Dolore e amore: il sacrificio che porta alla gloria

Ora, cosa ha spinto Dio a darci così tanto? L’amore! Un amore smisurato, intero, completo… veramente infinito. Un amore che Si è annichilito a favore di coloro che amava, versando il suo Sangue quando è stato inchiodato a una Croce.

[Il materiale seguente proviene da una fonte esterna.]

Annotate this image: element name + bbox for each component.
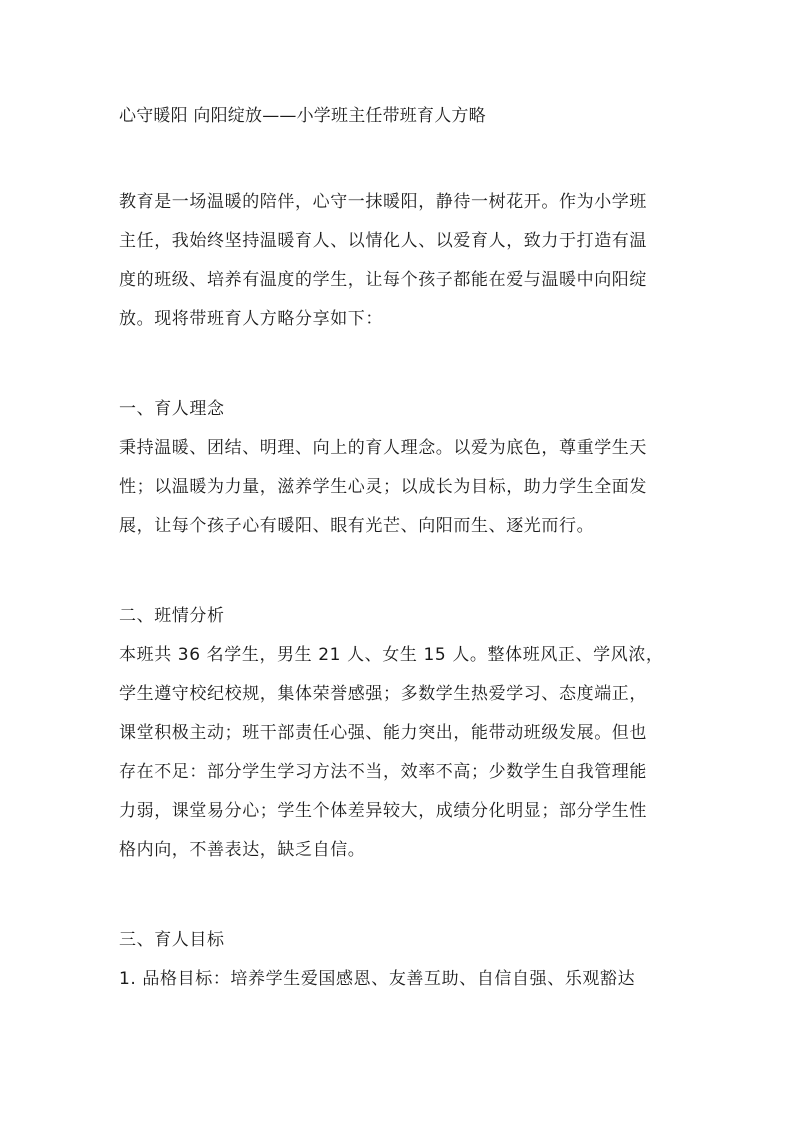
document-title: 心守暖阳 向阳绽放——小学班主任带班育人方略	[119, 106, 486, 126]
intro-line: 教育是一场温暖的陪伴，心守一抹暖阳，静待一树花开。作为小学班	[119, 192, 647, 212]
section-line: 本班共 36 名学生，男生 21 人、女生 15 人。整体班风正、学风浓，	[119, 645, 664, 665]
list-item: 1. 品格目标：培养学生爱国感恩、友善互助、自信自强、乐观豁达	[119, 969, 636, 989]
section-line: 性；以温暖为力量，滋养学生心灵；以成长为目标，助力学生全面发	[119, 477, 647, 497]
section-line: 课堂积极主动；班干部责任心强、能力突出，能带动班级发展。但也	[119, 723, 647, 743]
section-heading-education-goals: 三、育人目标	[119, 930, 225, 950]
section-line: 秉持温暖、团结、明理、向上的育人理念。以爱为底色，尊重学生天	[119, 438, 647, 458]
section-line: 格内向，不善表达，缺乏自信。	[119, 840, 366, 860]
intro-line: 主任，我始终坚持温暖育人、以情化人、以爱育人，致力于打造有温	[119, 231, 647, 251]
section-heading-class-analysis: 二、班情分析	[119, 606, 225, 626]
intro-line: 度的班级、培养有温度的学生，让每个孩子都能在爱与温暖中向阳绽	[119, 270, 647, 290]
section-line: 存在不足：部分学生学习方法不当，效率不高；少数学生自我管理能	[119, 762, 647, 782]
section-line: 展，让每个孩子心有暖阳、眼有光芒、向阳而生、逐光而行。	[119, 516, 595, 536]
intro-line: 放。现将带班育人方略分享如下：	[119, 309, 383, 329]
section-heading-education-philosophy: 一、育人理念	[119, 399, 225, 419]
section-line: 力弱，课堂易分心；学生个体差异较大，成绩分化明显；部分学生性	[119, 801, 647, 821]
section-line: 学生遵守校纪校规，集体荣誉感强；多数学生热爱学习、态度端正，	[119, 684, 647, 704]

Quando esiste un amore vero e puro, esso porta l’amante a volersi donare completamente all’amato, in modo che nemmeno la vita corporale sia capace di frapporsi in tale donazione; se è per il bene dell’altro, egli sarà disposto a rinunciare persino alla propria esistenza. Esempio massimo di questa realtà ce lo ha offerto il Salvatore, che è morto e Si è donato agli uomini in Corpo, Sangue, Anima e Divinità: «Nessuno ha un amore più grande di questo: dare la vita per i propri amici» (Gv 15 ,13).

Ci fu, pertanto, una sorta di “ponte” tra l’amore manifestato durante l’Ultima Cena e l’olocausto consumato durante la Passione. Da ciò possiamo concludere che il Divin Maestro volle insegnarci che senza sofferenza non c’è amore, perché il vero amore si dimostra solo nel sacrificio.

Non disprezziamo questa lezione del Signore che abbiamo davanti a noi quotidianamente sugli altari di tutto il mondo, e cerchiamo di abbracciare con generosità tutte le prove e le croci che la Provvidenza ci manda, sapendo che alla fine riceveremo una ricompensa enorme: la perfetta unione con Cristo in Cielo! ◊

 

Note


1 LEONE XIII. Æterni Patris.

2 L’11 agosto 1264, Urbano IV emanava la Bolla Transiturus de hoc mundo, con la quale stabiliva la celebrazione solenne della festa del Corpus Domini in tutta la Chiesa.

3 FARREL, OP, Walter; HEALY, STD, Martin J. El libro rojo de Dios según Santo Tomás de Aquino. Pamplona: Don Bosco, 1980, p. 598.

4 RAMÍREZ, OP, Santiago. Introducción general. In: SANTO TOMÁS DE AQUINO. Suma Teológica. 3.ed. Madrid: BAC, 1964. v.I, p.51.

5 BIFFI, Inos. L’Eucaristia in San Tommaso “Dottore Eucaristico”. Teologia, mistica e poesia. Siena: Cantagalli, 2005, p. 9.

6 Cfr. SAN TOMASO D’AQUINO. Officium Corporis Christi Sacerdos. Vesp. II. Antiphona ad Magnificat.

7 Cfr. SAN TOMASO D’AQUINO. Somma Teologica. III, q.60, a.3; q.73, a.4.

8 Idem, q.73, a.5.

9 Cfr. idem, ibidem.

10 Cfr. RATZINGER, Joseph. La Eucaristía centro de la vida: Dios está cerca de nosotros. 2.ed. Valencia: EDICEP, 2003, p.32.

11 SAYÉS, José Antonio. El misterio eucarístico. 2.ed. Madrid: Palabra, 2011, pp.23-24.

12 SAN TOMMASO D’AQUINO. Somma Teologica. III, q.73, a.5.

13 Cfr. Idem, a.3.

14 ALASTRUEY, Gregorio. Tratado de la Santísima Eucaristía. 2.ed. Madrid: BAC, 1952, p.225.

15 Cfr. SAN TOMMASO D’AQUINO. Somma Teologica. III, q.79, a.4-7.

16 SAN GIOVANNI DAMASCENO. De fide orthodoxa. L.IV, c.13: PG 94, 1154.

17 SAN TOMMASO D’AQUINO. Summa Theologica. III, q.79, a.2, ad 1.

18 TORREL, Jean-Pierre. Saint Thomas en plus simple. Paris: Cerf, 2019, p.81.

19 Cfr. SAN TOMMASO D’AQUINO. Somma Teologica. III, q.79, a.2.